Between the Buttons track listing
- 12 tracks Side one "Yesterday's Papers"; "My Obsession"; "Back Street Girl"; "Connection"; "She Smiled Sweetly"; "Cool, Calm & Collected"; Side two "All Sold Out"; "Please Go Home"; "Who's Been Sleeping Here?"; "Complicated"; "Miss Amanda Jones"; "Something Happened to Me Yesterday";

= Miss Amanda Jones =

"Miss Amanda Jones" is a song by the English rock band the Rolling Stones, featured on their 1967 album Between the Buttons. Written by Mick Jagger and Keith Richards, the track stands out as a return to their raw rock and roll sound on an album that otherwise heavily experimented with baroque pop and psychedelia.
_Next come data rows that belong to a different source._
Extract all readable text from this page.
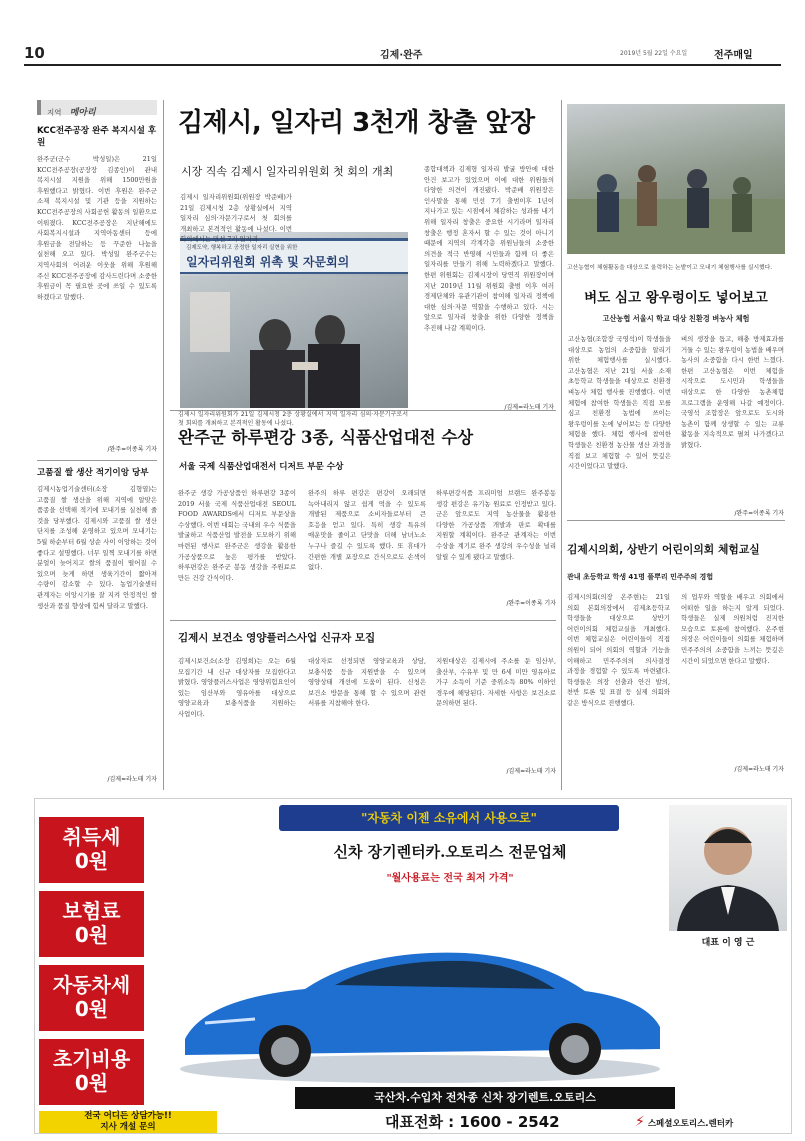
10	김제·완주	2019년 5월 22일 수요일	전주매일
지역 메아리
KCC전주공장 완주 복지시설 후원
완주군(군수 박성일)은 21일 KCC전주공장(공장장 김종인)이 관내 복지시설 지원을 위해 1500만원을 후원했다고 밝혔다. 이번 후원은 완주군 소재 복지시설 및 기관 등을 지원하는 KCC전주공장의 사회공헌 활동의 일환으로 이뤄졌다. KCC전주공장은 지난해에도 사회복지시설과 지역아동센터 등에 후원금을 전달하는 등 꾸준한 나눔을 실천해 오고 있다. 박성일 완주군수는 지역사회의 어려운 이웃을 위해 후원해 주신 KCC전주공장에 감사드린다며 소중한 후원금이 꼭 필요한 곳에 쓰일 수 있도록 하겠다고 말했다.
/완주=이종록 기자
고품질 쌀 생산 적기이앙 당부
김제시농업기술센터(소장 김형열)는 고품질 쌀 생산을 위해 지역에 알맞은 품종을 선택해 적기에 모내기를 실천해 줄 것을 당부했다. 김제시와 고품질 쌀 생산 단지를 조성해 운영하고 있으며 모내기는 5월 하순부터 6월 상순 사이 이앙하는 것이 좋다고 설명했다. 너무 일찍 모내기를 하면 분얼이 늦어지고 쌀의 품질이 떨어질 수 있으며 늦게 하면 생육기간이 짧아져 수량이 감소할 수 있다. 농업기술센터 관계자는 이앙시기를 잘 지켜 안정적인 쌀 생산과 품질 향상에 힘써 달라고 말했다.
/김제=라노태 기자
김제시, 일자리 3천개 창출 앞장
시장 직속 김제시 일자리위원회 첫 회의 개최
김제도약, 행복하고 공정한 일자리 실현을 위한
일자리위원회 위촉 및 자문회의
김제시 일자리위원회가 21일 김제시청 2층 상황실에서 지역 일자리 심의·자문기구로서 첫 회의를 개최하고 본격적인 활동에 나섰다.
김제시 일자리위원회(위원장 박준배)가 21일 김제시청 2층 상황실에서 지역 일자리 심의·자문기구로서 첫 회의를 개최하고 본격적인 활동에 나섰다. 이번 회의에서는 민선 7기 일자리
종합대책과 김제형 일자리 발굴 방안에 대한 안건 보고가 있었으며 이에 대한 위원들의 다양한 의견이 개진됐다. 박준배 위원장은 인사말을 통해 민선 7기 출범이후 1년이 지나가고 있는 시점에서 체감하는 성과를 내기 위해 일자리 창출은 중요한 시기라며 일자리 창출은 행정 혼자서 할 수 있는 것이 아니기 때문에 지역의 각계각층 위원님들의 소중한 의견을 적극 반영해 시민들과 함께 더 좋은 일자리를 만들기 위해 노력하겠다고 말했다. 한편 위원회는 김제시장이 당연직 위원장이며 지난 2019년 11월 위원회 출범 이후 여러 경제단체와 유관기관이 참여해 일자리 정책에 대한 심의·자문 역할을 수행하고 있다. 시는 앞으로 일자리 창출을 위한 다양한 정책을 추진해 나갈 계획이다.
/김제=라노태 기자
고산농협이 체험활동을 대상으로 울력하는 논밭이고 모내기 체험행사를 실시했다.
벼도 심고 왕우렁이도 넣어보고
고산농협 서울시 학교 대상 친환경 벼농사 체험
고산농협(조합장 국영석)이 학생들을 대상으로 농업의 소중함을 알리기 위한 체험행사를 실시했다. 고산농협은 지난 21일 서울 소재 초등학교 학생들을 대상으로 친환경 벼농사 체험 행사를 진행했다. 이번 체험에 참여한 학생들은 직접 모를 심고 친환경 농법에 쓰이는 왕우렁이를 논에 넣어보는 등 다양한 체험을 했다. 체험 행사에 참여한 학생들은 친환경 농산물 생산 과정을 직접 보고 체험할 수 있어 뜻깊은 시간이었다고 말했다.
벼의 생장을 돕고, 해충 방제효과를 거둘 수 있는 왕우렁이 농법을 배우며 농사의 소중함을 다시 한번 느꼈다. 한편 고산농협은 이번 체험을 시작으로 도시민과 학생들을 대상으로 한 다양한 농촌체험 프로그램을 운영해 나갈 예정이다. 국영석 조합장은 앞으로도 도시와 농촌이 함께 상생할 수 있는 교류 활동을 지속적으로 펼쳐 나가겠다고 밝혔다.
/완주=이종록 기자
완주군 하루편강 3종, 식품산업대전 수상
서울 국제 식품산업대전서 디저트 부문 수상
완주군 생강 가공상품인 하루편강 3종이 2019 서울 국제 식품산업대전 SEOUL FOOD AWARDS에서 디저트 부문상을 수상했다. 이번 대회는 국내외 우수 식품을 발굴하고 식품산업 발전을 도모하기 위해 마련된 행사로 완주군은 생강을 활용한 가공상품으로 높은 평가를 받았다. 하루편강은 완주군 봉동 생강을 주원료로 만든 건강 간식이다.
완주의 하루 편강은 편강이 오래되면 녹아내리지 않고 쉽게 먹을 수 있도록 개발된 제품으로 소비자들로부터 큰 호응을 얻고 있다. 특히 생강 특유의 매운맛을 줄이고 단맛을 더해 남녀노소 누구나 즐길 수 있도록 했다. 또 휴대가 간편한 개별 포장으로 간식으로도 손색이 없다.
하루편강식품 프리미엄 브랜드 완주봉동 생강 편강은 유기농 원료로 인정받고 있다. 군은 앞으로도 지역 농산물을 활용한 다양한 가공상품 개발과 판로 확대를 지원할 계획이다. 완주군 관계자는 이번 수상을 계기로 완주 생강의 우수성을 널리 알릴 수 있게 됐다고 말했다.
/완주=이종록 기자
김제시 보건소 영양플러스사업 신규자 모집
김제시보건소(소장 김영희)는 오는 6월 모집기간 내 신규 대상자를 모집한다고 밝혔다. 영양플러스사업은 영양위험요인이 있는 임산부와 영유아를 대상으로 영양교육과 보충식품을 지원하는 사업이다.
대상자로 선정되면 영양교육과 상담, 보충식품 등을 지원받을 수 있으며 영양상태 개선에 도움이 된다. 신청은 보건소 방문을 통해 할 수 있으며 관련 서류를 지참해야 한다.
지원대상은 김제시에 주소를 둔 임산부, 출산부, 수유부 및 만 6세 미만 영유아로 가구 소득이 기준 중위소득 80% 이하인 경우에 해당된다. 자세한 사항은 보건소로 문의하면 된다.
/김제=라노태 기자
김제시의회, 상반기 어린이의회 체험교실
관내 초등학교 학생 41명 풀뿌리 민주주의 경험
김제시의회(의장 온주현)는 21일 의회 본회의장에서 김제초등학교 학생들을 대상으로 상반기 어린이의회 체험교실을 개최했다. 이번 체험교실은 어린이들이 직접 의원이 되어 의회의 역할과 기능을 이해하고 민주주의의 의사결정 과정을 경험할 수 있도록 마련됐다. 학생들은 의장 선출과 안건 발의, 찬반 토론 및 표결 등 실제 의회와 같은 방식으로 진행했다.
의 업무와 역할을 배우고 의회에서 어떠한 일을 하는지 알게 되었다. 학생들은 실제 의원처럼 진지한 모습으로 토론에 참여했다. 온주현 의장은 어린이들이 의회를 체험하며 민주주의의 소중함을 느끼는 뜻깊은 시간이 되었으면 한다고 말했다.
/김제=라노태 기자
취득세
0원
보험료
0원
자동차세
0원
초기비용
0원
"자동차 이젠 소유에서 사용으로"
신차 장기렌터카.오토리스 전문업체
"월사용료는 전국 최저 가격"
대표 이 영 근
국산차.수입차 전차종 신차 장기렌트.오토리스
전국 어디든 상담가능!!
지사 개설 문의	대표전화 : 1600 - 2542	⚡ 스페셜오토리스.렌터카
It is widely believed that the lyrics were inspired by Amanda Lear, a prominent figure in the London social scene at the time.

==Inspiration==
The song was inspired by Amanda Lear, a French singer and model, who was a friend of Brian Jones. Philippe Margotin and Jean-Michael Guesdon in their book The Rolling Stones: All the Songs state that they consider the song to be the prototype for the early seventies sound of the Rolling Stones, with the combination of Jagger's and Richard's voices and the "rhythm riff".

==Tributes==
The character Amanda Jones, played by Lea Thompson in the 1987 film Some Kind of Wonderful was named after this song. Other characters in the film were named in honor of the Rolling Stones, such as Keith (played by Eric Stoltz and Watts (played by Mary Stuart Masterson). The film features a then-current cover of the song recorded by The March Violets, which Ira Robbins describes as "amazingly catchy".

==Reception==
Billboard described the song along with "Cool, Calm and Collected" as "outstanding", and part of the "winning package". Tim Dowly in his 1983 book The Rolling Stones described the song as a "fast rocker".

== Personnel ==
The Rolling Stones
- Mick Jagger – lead vocals
- Keith Richards – lead guitar, fuzz guitar, backing vocals
- Bill Wyman – bass guitar
- Charlie Watts – drums

Additional musicians
- Ian Stewart – piano, organ

==Covers==
The song was covered by The Corpse Grinders for their 1984 album Valley of Fear. The March Violets recorded it for their 1987 album Some Kind of Wonderful. The A-Bones recorded a single of the song in 2004.